We prove that $f$ is diagonalizable inductively on $n = \dim(V)$; the $n = 1$ case is trivial. Let $\lambda,v$ be any eigenvalue/eigenvector pair. We have $f^*(v) = \mu v$ for some $\mu \in \Bbb C$. We note that for any $w \in \langle v \rangle^\perp$, we have
$$
(f(w),v) = (w,f^*(v)) = (w,\mu v) = \bar \mu (w,v) = 0.
$$
Thus, $f(\langle v \rangle^\perp)\subset \langle v \rangle^\perp$. Now, the restriction $g = f|_{\langle v \rangle^\perp}$ is such that any eigenvector of $g$ is also an eigenvector of $g^*$. By the inductive hypothesis, $g$ must be diagonalizable.

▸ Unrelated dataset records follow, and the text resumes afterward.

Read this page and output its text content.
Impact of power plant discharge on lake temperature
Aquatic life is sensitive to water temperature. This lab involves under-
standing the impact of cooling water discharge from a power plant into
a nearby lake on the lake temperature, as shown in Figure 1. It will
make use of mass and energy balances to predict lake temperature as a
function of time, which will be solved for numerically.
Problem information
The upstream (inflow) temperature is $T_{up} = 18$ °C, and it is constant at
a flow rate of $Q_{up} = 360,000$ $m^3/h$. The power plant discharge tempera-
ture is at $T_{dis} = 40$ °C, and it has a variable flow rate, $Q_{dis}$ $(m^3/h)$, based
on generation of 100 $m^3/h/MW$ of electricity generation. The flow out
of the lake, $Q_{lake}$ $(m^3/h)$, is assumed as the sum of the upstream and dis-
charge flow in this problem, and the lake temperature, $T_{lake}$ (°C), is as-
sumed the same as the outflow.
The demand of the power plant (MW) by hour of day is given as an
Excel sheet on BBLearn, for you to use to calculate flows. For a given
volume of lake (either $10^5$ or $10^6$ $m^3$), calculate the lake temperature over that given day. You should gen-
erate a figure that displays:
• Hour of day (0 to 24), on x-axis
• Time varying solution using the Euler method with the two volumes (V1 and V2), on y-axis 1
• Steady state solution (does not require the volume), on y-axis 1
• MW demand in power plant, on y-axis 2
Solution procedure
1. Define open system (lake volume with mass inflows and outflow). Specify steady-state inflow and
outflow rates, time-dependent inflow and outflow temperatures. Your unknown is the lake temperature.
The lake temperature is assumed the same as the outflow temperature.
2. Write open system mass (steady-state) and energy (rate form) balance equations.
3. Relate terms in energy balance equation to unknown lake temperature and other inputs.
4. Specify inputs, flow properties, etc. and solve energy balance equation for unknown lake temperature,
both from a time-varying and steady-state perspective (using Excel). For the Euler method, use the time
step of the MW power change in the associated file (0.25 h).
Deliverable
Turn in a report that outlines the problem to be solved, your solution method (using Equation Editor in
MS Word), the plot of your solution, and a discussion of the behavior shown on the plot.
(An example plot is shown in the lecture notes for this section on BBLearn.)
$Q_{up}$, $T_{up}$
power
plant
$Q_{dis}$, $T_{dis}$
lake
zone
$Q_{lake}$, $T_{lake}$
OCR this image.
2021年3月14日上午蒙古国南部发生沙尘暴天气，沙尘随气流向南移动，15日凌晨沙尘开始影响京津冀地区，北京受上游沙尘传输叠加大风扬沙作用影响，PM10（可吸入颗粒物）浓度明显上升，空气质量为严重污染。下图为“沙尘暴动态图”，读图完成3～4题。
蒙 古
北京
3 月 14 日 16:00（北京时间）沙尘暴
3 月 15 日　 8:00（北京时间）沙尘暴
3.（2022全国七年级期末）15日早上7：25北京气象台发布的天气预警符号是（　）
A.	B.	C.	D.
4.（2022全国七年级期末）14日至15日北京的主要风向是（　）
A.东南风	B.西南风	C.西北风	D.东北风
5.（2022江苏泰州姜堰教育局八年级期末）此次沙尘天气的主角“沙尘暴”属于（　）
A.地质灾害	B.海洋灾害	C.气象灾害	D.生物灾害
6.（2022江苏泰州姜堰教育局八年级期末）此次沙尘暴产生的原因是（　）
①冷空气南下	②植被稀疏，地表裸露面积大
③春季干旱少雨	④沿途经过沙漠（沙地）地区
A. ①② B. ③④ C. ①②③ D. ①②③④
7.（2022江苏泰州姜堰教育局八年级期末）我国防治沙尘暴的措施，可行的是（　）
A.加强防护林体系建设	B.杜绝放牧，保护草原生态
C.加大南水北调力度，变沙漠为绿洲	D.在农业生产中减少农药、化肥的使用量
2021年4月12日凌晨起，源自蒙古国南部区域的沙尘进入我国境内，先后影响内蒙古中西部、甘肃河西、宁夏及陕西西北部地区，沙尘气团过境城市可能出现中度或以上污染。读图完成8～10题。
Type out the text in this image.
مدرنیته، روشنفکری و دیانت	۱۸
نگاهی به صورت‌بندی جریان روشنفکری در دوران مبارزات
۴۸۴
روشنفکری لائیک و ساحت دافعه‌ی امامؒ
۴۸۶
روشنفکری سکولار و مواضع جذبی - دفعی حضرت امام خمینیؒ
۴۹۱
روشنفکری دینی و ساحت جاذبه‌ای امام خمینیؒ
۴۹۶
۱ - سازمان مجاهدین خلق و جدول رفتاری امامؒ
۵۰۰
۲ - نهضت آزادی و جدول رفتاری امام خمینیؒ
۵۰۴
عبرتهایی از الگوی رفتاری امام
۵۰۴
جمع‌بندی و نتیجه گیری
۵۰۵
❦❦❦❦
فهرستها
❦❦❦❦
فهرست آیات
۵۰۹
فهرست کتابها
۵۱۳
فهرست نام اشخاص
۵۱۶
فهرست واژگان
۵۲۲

We thus conclude that $f$ is diagonalizable, as was desired.

The originally posted proof:
Suppose that any eigenvector of $f$ is also an eigenvector of $f^*$. Note that if $x\neq 0$ is such that $f(x) = \lambda x$ and $g(x) = \mu x$, then we have
$$
\lambda (x,x) = (\lambda x,x) = (f(x),x)=(x,f^*(x)) = (x,\mu x) = \bar \mu (x,x),
$$
which implies that $\mu = \bar \lambda$. That is, if $x$ is an eigenvector of $f$ associated with $\lambda$, then it is an eigenvector of $f^*$ associated with $\bar \lambda$.
It is clear that for any eigenvector $x$ of $f$, we have $f(f^*(x)) = f^*(f(x))$. With that, we can see that $f(f^*(x)) = f^*(f(x))$ for any $x$ that can be written as a linear combination of eigenvectors of $f$.  So, if the eigenvectors of $f$ span $V$ (i.e. if $f$ is diagonalizable), then $f$ must be normal. 
So, suppose for the sake of contradiction that $f$ is not diagonalizable.  Then there exists a vector $x$ and eigenvalue $\lambda$ for which $(f-\lambda \operatorname{id})(x) \neq 0$ and $(f-\lambda \operatorname{id})^2(x) = 0$. Let $g = f - \lambda I$; note that every eigenvector of $g$ is also an eigenvector of $g^*$. We see that $g(x) \neq 0$, and $g^2(x) = 0$.  Thus, $y = g(x)$ is an eigenvector of $g$ associated with $\lambda = 0$. It follows that $g^*(y) = \bar 0 \cdot y = 0$.  In other words, we have $g^*(g(x)) = 0$.  However, $x \in \ker g^*g = \ker g$, which means that $g(x) = 0$, which is a contradiction.